Memphis-based distribution facilities obligation

   $ 3,753      $ 5,388   

Capital leases

     0        89   

Total debt

     3,753        5,477   

Less current maturities

     (1,785     (1,724

Total long-term debt

   $         1,968      $         3,753   

 

Memphis-Based Distribution Facilities Obligation

As of February 2, 2014 and February 3, 2013, total debt of $3,753,000 and $5,388,000, respectively, consists entirely of bond-related debt pertaining to the consolidation of one of our Memphis-based distribution facilities due to its related party relationship and our obligation to renew the lease until the bonds are fully repaid (see Note F).

 

The aggregate maturities of long-term debt at February 2, 2014 were as follows:

 

  

     

  

Dollars in thousands               

Fiscal 2014

     $      1,785   

Fiscal 2015

             1,968   

Total

           $ 3,753   

Credit Facility

We have a credit facility that provides for a $300,000,000 unsecured revolving line of credit that may be used for loans or letters of credit. Prior to December 22, 2016, we may, upon notice to the lenders, request an increase in the credit facility of up to $200,000,000, to provide for a total of $500,000,000 of unsecured revolving credit. As of February 2, 2014, we were in compliance with our financial covenants under the credit facility and, based on current projections, we expect to remain in compliance throughout fiscal 2014. The credit facility matures on June 22, 2017, at which time all outstanding borrowings must be repaid and all outstanding letters of credit must be cash collateralized.

 

We may elect interest rates calculated at (i) Bank of America’s prime rate (or, if greater, the average rate on overnight federal funds plus one-half of one percent, or a rate based on LIBOR plus one percent) plus a margin based on our leverage ratio or (ii) LIBOR plus a margin based on our leverage ratio. During fiscal 2013 and fiscal 2012, we had no borrowings under the credit facility, and no amounts were outstanding as of February 2, 2014 or February 3, 2013. Additionally, as of February 2, 2014, $3,070,000 in issued but undrawn standby letters of credit was outstanding under the credit facility. The standby letters of credit were issued to secure the liabilities associated with workers’ compensation and other insurance programs.
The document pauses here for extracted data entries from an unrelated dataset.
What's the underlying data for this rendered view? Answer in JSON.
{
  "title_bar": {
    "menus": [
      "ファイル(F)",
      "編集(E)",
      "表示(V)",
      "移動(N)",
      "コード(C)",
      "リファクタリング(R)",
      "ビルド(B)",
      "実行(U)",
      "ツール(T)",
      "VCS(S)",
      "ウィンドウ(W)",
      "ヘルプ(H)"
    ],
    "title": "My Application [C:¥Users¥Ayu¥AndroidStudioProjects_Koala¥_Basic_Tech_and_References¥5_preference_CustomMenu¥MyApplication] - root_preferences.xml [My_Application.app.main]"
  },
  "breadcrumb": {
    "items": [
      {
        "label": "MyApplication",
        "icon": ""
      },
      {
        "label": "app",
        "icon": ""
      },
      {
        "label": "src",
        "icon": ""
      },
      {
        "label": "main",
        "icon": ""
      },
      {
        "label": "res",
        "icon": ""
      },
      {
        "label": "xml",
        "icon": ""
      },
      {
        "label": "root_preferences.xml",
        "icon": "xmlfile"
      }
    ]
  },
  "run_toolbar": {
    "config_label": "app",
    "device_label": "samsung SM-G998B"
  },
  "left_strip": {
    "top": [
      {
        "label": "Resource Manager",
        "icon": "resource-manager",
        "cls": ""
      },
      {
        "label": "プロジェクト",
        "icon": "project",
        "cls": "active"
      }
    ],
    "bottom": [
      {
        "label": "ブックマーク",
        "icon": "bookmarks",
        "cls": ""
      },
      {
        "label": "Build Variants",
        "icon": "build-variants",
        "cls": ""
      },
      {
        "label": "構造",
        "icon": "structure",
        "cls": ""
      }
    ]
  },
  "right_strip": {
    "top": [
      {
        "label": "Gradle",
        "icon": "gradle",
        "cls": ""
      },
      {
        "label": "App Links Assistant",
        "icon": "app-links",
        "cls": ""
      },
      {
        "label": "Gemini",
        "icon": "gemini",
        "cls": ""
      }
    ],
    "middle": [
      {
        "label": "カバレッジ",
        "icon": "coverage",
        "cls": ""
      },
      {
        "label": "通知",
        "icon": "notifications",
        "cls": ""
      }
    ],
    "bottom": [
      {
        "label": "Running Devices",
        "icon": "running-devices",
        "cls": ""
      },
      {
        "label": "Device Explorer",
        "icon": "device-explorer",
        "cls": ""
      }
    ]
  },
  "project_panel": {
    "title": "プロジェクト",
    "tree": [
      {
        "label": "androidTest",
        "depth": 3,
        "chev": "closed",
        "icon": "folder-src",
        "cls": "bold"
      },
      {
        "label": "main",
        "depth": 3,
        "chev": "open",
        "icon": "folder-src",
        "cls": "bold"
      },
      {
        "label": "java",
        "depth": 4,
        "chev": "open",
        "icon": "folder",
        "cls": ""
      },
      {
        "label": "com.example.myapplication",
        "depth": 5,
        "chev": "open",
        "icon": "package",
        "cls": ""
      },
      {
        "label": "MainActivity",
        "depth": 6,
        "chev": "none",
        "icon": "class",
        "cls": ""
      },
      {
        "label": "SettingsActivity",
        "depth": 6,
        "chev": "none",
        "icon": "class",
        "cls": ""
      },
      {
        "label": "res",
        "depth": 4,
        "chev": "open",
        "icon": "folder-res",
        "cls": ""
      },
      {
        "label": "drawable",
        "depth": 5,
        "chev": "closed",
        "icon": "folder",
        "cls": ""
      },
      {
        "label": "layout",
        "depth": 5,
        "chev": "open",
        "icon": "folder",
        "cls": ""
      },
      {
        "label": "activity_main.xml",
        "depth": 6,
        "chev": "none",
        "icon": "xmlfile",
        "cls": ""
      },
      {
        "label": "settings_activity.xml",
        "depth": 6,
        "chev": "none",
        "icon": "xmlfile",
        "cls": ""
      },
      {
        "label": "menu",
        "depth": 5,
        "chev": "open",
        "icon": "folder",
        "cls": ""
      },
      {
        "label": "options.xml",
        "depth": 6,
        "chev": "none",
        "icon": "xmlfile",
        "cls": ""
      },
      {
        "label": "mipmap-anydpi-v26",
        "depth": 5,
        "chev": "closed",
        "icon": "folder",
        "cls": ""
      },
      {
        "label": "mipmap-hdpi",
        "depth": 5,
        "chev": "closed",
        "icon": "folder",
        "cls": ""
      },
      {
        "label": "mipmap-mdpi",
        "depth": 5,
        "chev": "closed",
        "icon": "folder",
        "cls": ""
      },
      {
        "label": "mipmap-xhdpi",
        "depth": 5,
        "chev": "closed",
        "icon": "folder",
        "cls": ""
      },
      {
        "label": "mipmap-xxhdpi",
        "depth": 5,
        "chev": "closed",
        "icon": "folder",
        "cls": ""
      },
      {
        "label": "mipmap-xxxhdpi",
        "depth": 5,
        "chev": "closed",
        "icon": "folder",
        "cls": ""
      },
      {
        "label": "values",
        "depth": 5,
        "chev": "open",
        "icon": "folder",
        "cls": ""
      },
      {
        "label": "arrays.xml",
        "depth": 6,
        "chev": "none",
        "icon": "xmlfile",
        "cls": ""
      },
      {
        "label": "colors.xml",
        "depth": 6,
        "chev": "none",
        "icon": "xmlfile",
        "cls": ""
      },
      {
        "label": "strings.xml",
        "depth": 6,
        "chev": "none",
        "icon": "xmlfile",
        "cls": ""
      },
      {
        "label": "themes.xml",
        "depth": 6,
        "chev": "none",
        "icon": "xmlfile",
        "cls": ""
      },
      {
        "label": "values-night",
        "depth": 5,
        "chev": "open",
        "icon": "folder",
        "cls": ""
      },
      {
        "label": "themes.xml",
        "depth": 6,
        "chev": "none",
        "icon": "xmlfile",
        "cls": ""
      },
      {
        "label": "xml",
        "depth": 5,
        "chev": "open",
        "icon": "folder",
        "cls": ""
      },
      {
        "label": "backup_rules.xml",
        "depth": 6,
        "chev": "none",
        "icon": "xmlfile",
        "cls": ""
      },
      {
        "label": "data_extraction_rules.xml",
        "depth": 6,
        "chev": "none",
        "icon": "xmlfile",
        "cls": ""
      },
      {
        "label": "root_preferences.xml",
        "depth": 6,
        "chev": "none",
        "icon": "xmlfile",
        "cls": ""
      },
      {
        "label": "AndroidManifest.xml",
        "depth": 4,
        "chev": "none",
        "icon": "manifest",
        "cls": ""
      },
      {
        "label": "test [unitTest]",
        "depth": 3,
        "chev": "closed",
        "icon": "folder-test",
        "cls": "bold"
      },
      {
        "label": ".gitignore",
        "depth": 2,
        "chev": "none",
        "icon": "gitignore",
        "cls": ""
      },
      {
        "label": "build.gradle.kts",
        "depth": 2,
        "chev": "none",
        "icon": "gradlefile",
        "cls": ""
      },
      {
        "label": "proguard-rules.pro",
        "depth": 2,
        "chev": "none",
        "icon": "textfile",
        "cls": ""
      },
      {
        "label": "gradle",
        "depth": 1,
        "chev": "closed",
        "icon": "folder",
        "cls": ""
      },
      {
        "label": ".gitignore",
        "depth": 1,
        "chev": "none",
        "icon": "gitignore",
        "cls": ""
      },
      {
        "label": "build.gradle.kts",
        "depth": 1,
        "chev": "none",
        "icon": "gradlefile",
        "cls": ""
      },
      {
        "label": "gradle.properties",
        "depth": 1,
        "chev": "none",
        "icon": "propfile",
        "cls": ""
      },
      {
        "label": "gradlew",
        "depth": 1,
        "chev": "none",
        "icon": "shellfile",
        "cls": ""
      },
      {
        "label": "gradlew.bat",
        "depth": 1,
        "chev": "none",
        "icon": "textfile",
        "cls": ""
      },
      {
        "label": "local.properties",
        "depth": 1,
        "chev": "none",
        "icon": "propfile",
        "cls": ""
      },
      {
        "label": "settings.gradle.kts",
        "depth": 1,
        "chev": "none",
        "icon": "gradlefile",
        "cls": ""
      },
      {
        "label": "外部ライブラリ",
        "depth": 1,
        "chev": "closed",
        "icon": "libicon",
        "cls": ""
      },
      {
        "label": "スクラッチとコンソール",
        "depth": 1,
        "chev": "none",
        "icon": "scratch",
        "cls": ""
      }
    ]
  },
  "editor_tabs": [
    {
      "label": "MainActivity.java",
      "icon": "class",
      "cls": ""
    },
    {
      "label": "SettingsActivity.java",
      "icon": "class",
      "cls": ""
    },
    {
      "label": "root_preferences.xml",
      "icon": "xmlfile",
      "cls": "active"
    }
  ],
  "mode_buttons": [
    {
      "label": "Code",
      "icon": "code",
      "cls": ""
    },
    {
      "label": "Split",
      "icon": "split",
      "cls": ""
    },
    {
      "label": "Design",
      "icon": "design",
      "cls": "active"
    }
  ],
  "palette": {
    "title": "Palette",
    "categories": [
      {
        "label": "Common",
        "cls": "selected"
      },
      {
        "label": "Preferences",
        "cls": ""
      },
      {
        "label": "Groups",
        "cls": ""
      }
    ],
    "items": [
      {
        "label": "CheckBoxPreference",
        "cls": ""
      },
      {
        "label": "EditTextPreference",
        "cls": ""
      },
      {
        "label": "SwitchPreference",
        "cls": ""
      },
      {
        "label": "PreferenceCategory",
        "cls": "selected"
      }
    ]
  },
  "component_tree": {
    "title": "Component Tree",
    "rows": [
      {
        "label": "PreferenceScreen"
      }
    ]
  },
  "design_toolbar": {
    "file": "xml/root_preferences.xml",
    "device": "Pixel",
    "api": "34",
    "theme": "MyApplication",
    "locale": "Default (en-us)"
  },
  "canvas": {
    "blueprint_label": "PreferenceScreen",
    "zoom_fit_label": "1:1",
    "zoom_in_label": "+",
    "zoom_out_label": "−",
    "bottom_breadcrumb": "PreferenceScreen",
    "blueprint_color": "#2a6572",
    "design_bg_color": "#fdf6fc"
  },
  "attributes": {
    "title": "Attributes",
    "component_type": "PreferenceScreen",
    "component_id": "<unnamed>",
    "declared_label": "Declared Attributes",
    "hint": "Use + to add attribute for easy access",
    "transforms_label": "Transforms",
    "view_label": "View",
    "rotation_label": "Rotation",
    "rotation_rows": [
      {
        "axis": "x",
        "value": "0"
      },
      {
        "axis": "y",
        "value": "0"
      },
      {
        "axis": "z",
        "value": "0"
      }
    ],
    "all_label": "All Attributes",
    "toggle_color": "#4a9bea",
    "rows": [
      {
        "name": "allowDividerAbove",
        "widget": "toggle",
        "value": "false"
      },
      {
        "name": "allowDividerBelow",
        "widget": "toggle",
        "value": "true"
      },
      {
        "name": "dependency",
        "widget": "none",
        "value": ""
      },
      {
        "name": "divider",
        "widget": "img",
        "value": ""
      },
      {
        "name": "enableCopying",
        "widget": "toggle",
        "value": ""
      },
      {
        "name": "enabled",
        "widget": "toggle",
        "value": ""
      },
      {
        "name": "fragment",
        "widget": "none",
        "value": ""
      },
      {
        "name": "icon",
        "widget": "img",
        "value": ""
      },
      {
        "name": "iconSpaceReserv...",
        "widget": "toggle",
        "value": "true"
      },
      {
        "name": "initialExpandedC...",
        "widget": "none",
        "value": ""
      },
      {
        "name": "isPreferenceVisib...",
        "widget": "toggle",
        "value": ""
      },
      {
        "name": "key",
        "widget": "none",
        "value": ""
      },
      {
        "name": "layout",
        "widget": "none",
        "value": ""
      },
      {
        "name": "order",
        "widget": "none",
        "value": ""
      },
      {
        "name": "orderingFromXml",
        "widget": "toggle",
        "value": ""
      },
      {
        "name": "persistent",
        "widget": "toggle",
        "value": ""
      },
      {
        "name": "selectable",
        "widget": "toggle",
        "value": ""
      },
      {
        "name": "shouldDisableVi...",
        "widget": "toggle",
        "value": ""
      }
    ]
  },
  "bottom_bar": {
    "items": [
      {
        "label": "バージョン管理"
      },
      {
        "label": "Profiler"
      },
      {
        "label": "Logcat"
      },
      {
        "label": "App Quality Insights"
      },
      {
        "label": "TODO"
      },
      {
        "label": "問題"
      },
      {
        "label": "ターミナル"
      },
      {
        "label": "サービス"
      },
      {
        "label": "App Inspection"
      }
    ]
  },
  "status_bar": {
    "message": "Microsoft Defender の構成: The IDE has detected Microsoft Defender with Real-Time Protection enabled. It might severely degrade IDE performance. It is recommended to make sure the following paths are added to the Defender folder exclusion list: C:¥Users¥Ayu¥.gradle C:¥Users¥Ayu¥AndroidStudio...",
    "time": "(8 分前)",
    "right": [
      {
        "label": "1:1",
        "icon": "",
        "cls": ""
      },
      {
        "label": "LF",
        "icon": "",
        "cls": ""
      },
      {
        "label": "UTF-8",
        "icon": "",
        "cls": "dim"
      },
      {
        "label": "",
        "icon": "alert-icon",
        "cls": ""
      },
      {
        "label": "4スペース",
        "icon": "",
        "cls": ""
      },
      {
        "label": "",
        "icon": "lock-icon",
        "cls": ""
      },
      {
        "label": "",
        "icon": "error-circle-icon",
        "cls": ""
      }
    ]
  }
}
Letter of Credit Facilities

We have three unsecured letter of credit reimbursement facilities for a total of $70,000,000, each of which matures on August 29, 2014. The letter of credit facilities contain covenants that are consistent with our unsecured revolving line of credit. Interest on unreimbursed amounts under the letter of credit facilities accrues at the lender’s prime rate (or, if greater, the average rate on overnight federal funds plus one-half of one percent) plus 2.0%. As of February 2, 2014, an aggregate of $15,283,000 was outstanding under the letter of credit facilities, which represents only a future commitment to fund inventory purchases to which we had not taken legal title. The latest expiration possible for any future letters of credit issued under the facilities is January 26, 2015.